Le tour de force de William Boyd dans cette œuvre est de nous faire oublier totalement qu’elle a été écrite en 2019. L’intrigue des plus romantiques, même dans ses moments dramatiques, les personnages, le contexte, le vocabulaire, tout nous plonge dans ce passé déjà lointain. Bluffant ! L’autre aspect qui force l’admiration est la capacité de cet auteur à se renouveler d’un roman à l’autre et à nous déstabiliser. 

Extrait

Il sortit rue Saint-Dominique et héla une victoria pour se faire conduire jusqu’au magasin Channon avenue de l’Alma, à deux pas des Champs-Élysées.
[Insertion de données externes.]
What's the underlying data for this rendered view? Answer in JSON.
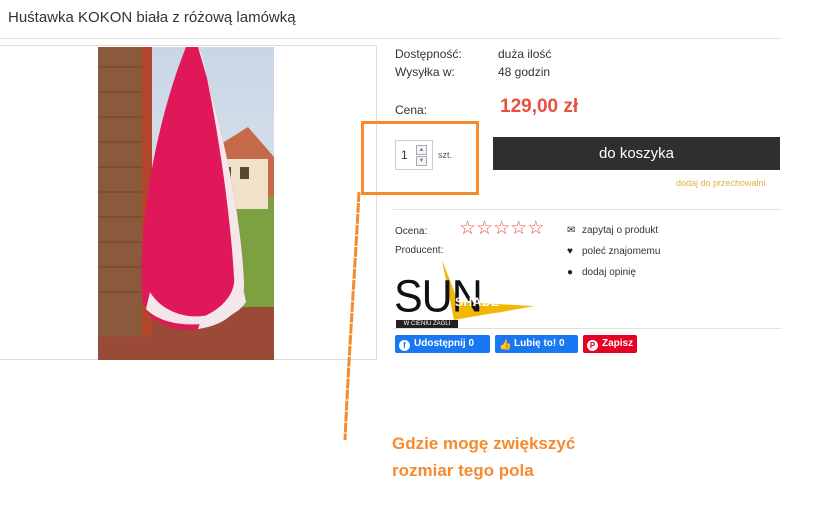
{
  "product": {
    "title": "Huśtawka KOKON biała z różową lamówką",
    "availability_label": "Dostępność:",
    "availability_value": "duża ilość",
    "shipping_label": "Wysyłka w:",
    "shipping_value": "48 godzin",
    "price_label": "Cena:",
    "price_value": "129,00 zł"
  },
  "purchase": {
    "quantity": "1",
    "unit": "szt.",
    "add_to_cart": "do koszyka",
    "add_to_storage": "dodaj do przechowalni"
  },
  "details": {
    "rating_label": "Ocena:",
    "rating_stars": 0,
    "producer_label": "Producent:",
    "logo_text": "SUN",
    "logo_shade": "SHADE",
    "logo_subtext": "W CIENIU ŻAGLI"
  },
  "side_actions": [
    {
      "icon": "envelope-icon",
      "label": "zapytaj o produkt"
    },
    {
      "icon": "heart-icon",
      "label": "poleć znajomemu"
    },
    {
      "icon": "comment-icon",
      "label": "dodaj opinię"
    }
  ],
  "social": {
    "fb_share": "Udostępnij 0",
    "fb_like": "Lubię to! 0",
    "pinterest": "Zapisz"
  },
  "annotation": {
    "line1": "Gdzie mogę zwiększyć",
    "line2": "rozmiar tego pola"
  },
  "colors": {
    "price": "#e8513d",
    "cart_button": "#2f2f2f",
    "annotation": "#f58a2e",
    "facebook": "#1877f2",
    "pinterest": "#e60023",
    "store_link": "#e0b23a"
  }
}
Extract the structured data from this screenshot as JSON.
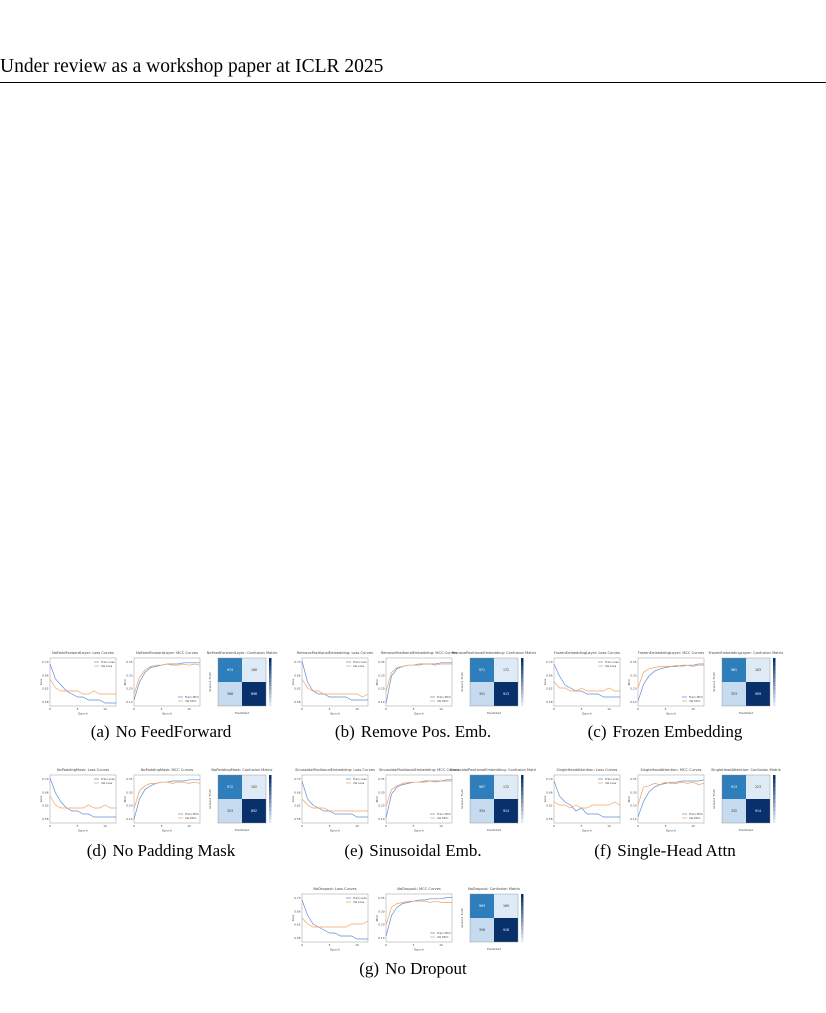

Par cette froide journée de février au ciel plombé, il était content d’avoir mis sa vieille redingote en tweed et l’écharpe de laine fauve que Doreen lui avait tricoté. Il jeta au passage un coup d’œil à la tour Eiffel, dont le sommet était obscurci par des nuages stationnaires, et se demanda combien de temps il fallait avoir vécu à Paris pour ne plus la remarquer, pour qu’elle fasse partie du paysage comme Notre-Dame ou l’Arc de triomphe. Il trouvait dommage que cette construction fût vouée à la démolition sous quelques années, mais peut-être tenait-elle trop de la monstruosité pour qu’une ville l’acceptât. La plus haute structure construite par l’homme à la surface du globe ! Incroyable ! Magnifique ! Il était déjà monté deux fois au dernier étage. (p. 80)

William Boyd, L’amour est aveugle, Seuil, 2019, 483 pages

Aventure africaine

Brazzaville Plage. C’est là que Hope Clearwater attend, dans une vieille maison de plage, que cesse la retombée des cendres provoquée pas les événements qui ont bouleversé sa vie. Joli nom, Hope, plein d’espoir.

Hope épouse John Clearwater, un mathématicien qu’elle a connu au cours de ses études universitaires. Chercheur de génie, John a aussi le génie troublé par le syndrome maniaco-dépressif qui entraînera son lot de péripéties et de drames.

plageWilliam Boyd, l’auteur, raconte en parallèle un épisode ultérieur de la vie de Hope. Recrutée au Congo pour participer à des recherches sur les chimpanzés, Hope y fait une découverte bouleversante sur la capacité de violence de nos proches cousins. Or, le directeur de ce centre de recherche, qui y a consacré ses vingt dernières années et qui s’apprête à publier un livre sur le sujet, oppose un refus farouche à ces révélations.

Les circonstances entraîneront, par la suite, Hope dans la guerre qui fait rage au Congo entre les factions rivales.

Sans en révéler davantage, disons que notre héroïne sera bousculée et ébranlée par tous ces événements et d’autres encore et qu’elle a besoin d’intégrer ces leçons de vie pour que celle-ci retrouve un sens.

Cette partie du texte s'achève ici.